What should everyone just shut the fuck up about?
Sub-genre classification in “EDM.” I understand that it’s important to be able to classify music under genres on platforms like Beatport, but I absolutely hate putting a label on my music.
What gets you excited when you think about the future of electronic music and club culture?
That dance music has reached a level of global popularity that has allowed more niche styles of music to become relevant.
What are your weaknesses?
I like too many different styles of dance music. This has made it hard for me to hone in on a specific sound.
Tell me about your most memorable night out.

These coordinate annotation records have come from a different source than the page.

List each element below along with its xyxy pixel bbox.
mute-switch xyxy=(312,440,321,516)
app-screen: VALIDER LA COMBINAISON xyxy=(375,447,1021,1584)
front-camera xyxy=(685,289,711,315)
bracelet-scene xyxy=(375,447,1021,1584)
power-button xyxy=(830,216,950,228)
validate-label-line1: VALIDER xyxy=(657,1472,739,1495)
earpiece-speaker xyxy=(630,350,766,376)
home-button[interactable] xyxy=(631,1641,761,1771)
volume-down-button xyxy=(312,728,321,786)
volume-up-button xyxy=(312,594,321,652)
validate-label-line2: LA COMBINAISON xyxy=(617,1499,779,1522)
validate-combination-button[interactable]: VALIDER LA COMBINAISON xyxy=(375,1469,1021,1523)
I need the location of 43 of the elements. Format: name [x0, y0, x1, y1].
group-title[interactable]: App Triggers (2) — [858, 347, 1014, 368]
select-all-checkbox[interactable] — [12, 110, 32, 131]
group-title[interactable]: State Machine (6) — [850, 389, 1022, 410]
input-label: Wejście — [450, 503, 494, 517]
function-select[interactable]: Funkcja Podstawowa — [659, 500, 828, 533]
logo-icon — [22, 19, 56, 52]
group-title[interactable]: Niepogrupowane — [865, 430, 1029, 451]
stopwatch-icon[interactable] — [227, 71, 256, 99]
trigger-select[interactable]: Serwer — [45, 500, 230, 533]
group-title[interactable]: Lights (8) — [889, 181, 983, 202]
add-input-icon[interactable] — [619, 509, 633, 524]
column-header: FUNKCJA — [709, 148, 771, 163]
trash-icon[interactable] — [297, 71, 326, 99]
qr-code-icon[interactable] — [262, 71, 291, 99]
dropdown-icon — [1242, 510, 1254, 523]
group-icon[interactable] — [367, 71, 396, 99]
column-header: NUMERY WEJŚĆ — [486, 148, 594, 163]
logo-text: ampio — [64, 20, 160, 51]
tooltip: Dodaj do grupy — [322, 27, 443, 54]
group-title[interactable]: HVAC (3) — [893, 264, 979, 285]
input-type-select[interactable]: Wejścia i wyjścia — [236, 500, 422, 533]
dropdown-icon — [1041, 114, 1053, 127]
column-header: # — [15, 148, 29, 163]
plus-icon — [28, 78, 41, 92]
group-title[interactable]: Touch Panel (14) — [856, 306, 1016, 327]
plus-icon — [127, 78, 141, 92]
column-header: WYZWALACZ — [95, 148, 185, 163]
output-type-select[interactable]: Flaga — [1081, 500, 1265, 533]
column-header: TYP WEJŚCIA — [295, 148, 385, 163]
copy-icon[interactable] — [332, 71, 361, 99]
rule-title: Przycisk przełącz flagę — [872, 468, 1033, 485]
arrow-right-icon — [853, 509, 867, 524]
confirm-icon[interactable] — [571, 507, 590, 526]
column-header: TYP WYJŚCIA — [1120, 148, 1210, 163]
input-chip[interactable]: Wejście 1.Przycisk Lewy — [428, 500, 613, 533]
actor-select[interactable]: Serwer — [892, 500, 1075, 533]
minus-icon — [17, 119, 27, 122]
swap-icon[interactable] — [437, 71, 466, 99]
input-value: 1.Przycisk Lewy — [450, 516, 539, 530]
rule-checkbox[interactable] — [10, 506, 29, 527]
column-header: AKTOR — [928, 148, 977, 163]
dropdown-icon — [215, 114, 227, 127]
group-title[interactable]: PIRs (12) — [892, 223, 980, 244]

As a fan, I went out in Berlin a few months back on a Wednesday from dusk past dawn. My best friends and I started at an A$AP Rocky show and ended up at Watergate club watching Italo Johnson spin an all vinyl set until mid morning. It was amazing to be able to see so many different styles of music performed in their purest forms. As a DJ, playing Nocturnal was amazing. Winning best college DJ in LA in 2011 opening for Steve Aoki, and winning best college DJ in LA in 2012 opening up for Rusko was amazing as well.
Do you have any memorable moments from past EDC's or any other Insomniac party?
EDC 2010, 2011, 2012 and 2013 were amazing. EDC 2011 was especially memorable because my long time friend and colleague Clinton VanSciver and I decided that we wanted to start a record label together, Prep School Recordings.
Do you have a favorite all-time mixed CD or series?
Jamie Jones Fabric 59 Mix. It’s an amazing mix of styles and artists. I bought the CD at Amoeba and have been listening to it in my car for the last two years. Fabric London’s mix series is amazing in its entirety as well. Fabric London is one of my favorite nightclubs in the world because they maintain such diversity in their bookings; this is evident in their mix series.
What advice would you offer someone thinking about entering the Discovery Project competition?
Focus on showcasing your original productions. My Discovery Project mix included five original productions and one of my remixes. Convey that you not only write and produce good music, but that you also have an artist brand and a clear vision for your artist career.